Experimental Validation of Nonsteady Rate Measurements using a Tracer Infusion Method and Inulin as Tracer and Tracee

In 1959, Steele (Ann. N.Y. Acad. Sci. 82, 420–430) suggested a method for measuring the rates of appearance (R a ) and of disappearance (R d ) of a metabolite in an intact system under conditions when R a and R d were changing with time. Steele's method involved modelling the system by a one-compartment model whose effective volume was assumed. To overcome the problem of assuming an effective volume, a model consisting of two compartments rather than one has been postulated. While no distribution volume need now be assumed, a preliminary steady state experiment is required for identification of the coefficients governing exchange of material between the two compartments.In five conscious dogs 14 C-hydroxymethyl inulin (tracer) was infused at a constant rate, while unlabelled inulin (tracee) was infused at varying predetermined rates and the plasma concentrations of both were measured.

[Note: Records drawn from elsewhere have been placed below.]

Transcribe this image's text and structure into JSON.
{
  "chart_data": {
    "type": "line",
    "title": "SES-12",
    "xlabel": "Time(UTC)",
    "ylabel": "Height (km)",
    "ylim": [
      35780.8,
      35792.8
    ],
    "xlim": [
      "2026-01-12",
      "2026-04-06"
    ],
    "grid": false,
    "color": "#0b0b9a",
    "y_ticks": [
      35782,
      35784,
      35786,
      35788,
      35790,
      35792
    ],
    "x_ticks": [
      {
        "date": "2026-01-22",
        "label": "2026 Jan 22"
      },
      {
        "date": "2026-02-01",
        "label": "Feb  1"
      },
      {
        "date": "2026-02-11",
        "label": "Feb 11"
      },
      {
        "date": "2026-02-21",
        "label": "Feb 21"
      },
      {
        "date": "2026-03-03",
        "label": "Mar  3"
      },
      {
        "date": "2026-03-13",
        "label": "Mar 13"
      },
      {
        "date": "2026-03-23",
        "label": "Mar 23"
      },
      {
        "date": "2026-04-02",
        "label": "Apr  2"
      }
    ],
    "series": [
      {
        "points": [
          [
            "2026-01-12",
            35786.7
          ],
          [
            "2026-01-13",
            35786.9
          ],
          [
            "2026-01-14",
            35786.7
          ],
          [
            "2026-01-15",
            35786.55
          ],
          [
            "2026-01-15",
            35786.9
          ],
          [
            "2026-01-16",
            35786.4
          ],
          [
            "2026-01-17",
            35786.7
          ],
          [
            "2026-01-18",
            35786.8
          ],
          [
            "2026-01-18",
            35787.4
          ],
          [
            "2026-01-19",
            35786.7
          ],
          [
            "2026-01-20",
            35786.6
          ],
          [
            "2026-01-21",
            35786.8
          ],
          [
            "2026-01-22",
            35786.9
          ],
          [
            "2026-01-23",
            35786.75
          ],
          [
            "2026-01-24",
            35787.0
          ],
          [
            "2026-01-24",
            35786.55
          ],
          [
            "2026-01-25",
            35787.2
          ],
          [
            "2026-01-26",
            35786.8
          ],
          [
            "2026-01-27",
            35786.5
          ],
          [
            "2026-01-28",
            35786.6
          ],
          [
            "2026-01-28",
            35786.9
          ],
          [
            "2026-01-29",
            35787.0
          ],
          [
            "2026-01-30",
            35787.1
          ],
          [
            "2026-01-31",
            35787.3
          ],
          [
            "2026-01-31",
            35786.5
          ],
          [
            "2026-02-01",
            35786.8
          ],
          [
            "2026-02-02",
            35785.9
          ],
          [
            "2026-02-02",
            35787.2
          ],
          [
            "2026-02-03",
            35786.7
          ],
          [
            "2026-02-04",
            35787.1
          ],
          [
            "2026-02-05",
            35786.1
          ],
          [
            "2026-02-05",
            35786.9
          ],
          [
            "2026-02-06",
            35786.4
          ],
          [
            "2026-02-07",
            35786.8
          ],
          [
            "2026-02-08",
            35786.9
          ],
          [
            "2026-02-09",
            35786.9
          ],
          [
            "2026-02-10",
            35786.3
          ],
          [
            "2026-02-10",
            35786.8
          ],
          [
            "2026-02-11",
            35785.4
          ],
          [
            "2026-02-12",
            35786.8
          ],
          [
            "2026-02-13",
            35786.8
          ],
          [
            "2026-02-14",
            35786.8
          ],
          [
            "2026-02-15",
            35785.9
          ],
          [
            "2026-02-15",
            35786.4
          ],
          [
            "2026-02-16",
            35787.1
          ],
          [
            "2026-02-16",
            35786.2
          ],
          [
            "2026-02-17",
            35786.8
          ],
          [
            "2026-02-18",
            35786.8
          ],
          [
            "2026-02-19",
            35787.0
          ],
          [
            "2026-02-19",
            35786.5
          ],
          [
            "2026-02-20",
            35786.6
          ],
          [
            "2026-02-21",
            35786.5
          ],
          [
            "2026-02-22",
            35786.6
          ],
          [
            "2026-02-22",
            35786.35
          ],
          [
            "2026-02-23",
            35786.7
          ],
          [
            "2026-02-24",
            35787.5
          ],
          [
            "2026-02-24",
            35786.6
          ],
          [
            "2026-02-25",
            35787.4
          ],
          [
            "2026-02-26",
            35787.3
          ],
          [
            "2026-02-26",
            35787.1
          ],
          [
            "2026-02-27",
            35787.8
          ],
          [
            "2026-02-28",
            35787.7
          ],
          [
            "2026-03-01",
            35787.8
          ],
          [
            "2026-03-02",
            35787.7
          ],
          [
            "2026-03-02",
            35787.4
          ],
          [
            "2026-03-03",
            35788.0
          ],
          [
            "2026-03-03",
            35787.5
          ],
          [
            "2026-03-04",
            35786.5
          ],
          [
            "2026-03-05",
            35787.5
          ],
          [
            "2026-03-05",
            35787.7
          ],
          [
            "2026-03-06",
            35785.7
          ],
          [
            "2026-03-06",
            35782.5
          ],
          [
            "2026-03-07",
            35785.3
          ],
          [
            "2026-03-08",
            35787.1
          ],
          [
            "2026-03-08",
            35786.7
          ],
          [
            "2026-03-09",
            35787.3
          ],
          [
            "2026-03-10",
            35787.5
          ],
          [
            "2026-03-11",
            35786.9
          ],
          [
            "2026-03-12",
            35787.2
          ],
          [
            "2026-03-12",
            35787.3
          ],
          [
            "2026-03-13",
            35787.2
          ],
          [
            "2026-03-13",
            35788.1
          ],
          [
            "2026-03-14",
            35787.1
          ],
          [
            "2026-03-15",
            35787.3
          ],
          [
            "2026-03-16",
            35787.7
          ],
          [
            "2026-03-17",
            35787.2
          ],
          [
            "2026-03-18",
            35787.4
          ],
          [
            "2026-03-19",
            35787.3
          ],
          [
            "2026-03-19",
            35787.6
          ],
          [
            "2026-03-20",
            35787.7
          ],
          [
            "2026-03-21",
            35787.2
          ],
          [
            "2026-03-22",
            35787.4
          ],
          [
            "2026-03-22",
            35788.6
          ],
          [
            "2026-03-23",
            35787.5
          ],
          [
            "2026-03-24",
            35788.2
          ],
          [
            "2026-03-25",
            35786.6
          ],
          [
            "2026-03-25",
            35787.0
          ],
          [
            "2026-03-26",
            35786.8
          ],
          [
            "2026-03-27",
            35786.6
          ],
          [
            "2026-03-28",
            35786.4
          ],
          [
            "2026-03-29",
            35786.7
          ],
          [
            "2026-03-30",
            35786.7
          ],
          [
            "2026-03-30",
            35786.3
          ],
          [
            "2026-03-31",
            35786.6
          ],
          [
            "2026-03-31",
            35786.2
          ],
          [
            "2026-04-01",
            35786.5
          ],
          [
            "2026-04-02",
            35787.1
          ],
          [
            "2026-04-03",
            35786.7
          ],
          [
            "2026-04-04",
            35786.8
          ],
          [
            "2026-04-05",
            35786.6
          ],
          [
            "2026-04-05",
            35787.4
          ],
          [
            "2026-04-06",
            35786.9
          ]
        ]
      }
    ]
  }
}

These were then fitted by a series of smoothly joined polynomials. When the calculated rates of appearance of unlabelled inulin were compared with the actual rates, equally good results were obtained with the one-compartment (using the best effective volume) and the two-compartment models. The calculated values of R d and of the clearance of inulin were not validated experimentally, but their validity is likely since the equations for R d and R a are related, and the R a component has been validated. The identity of unlabelled inulin and the 14 C-hydroxymethyl inulin species was ascertained by gel filtration, and by the identity of their in vivo kinetics.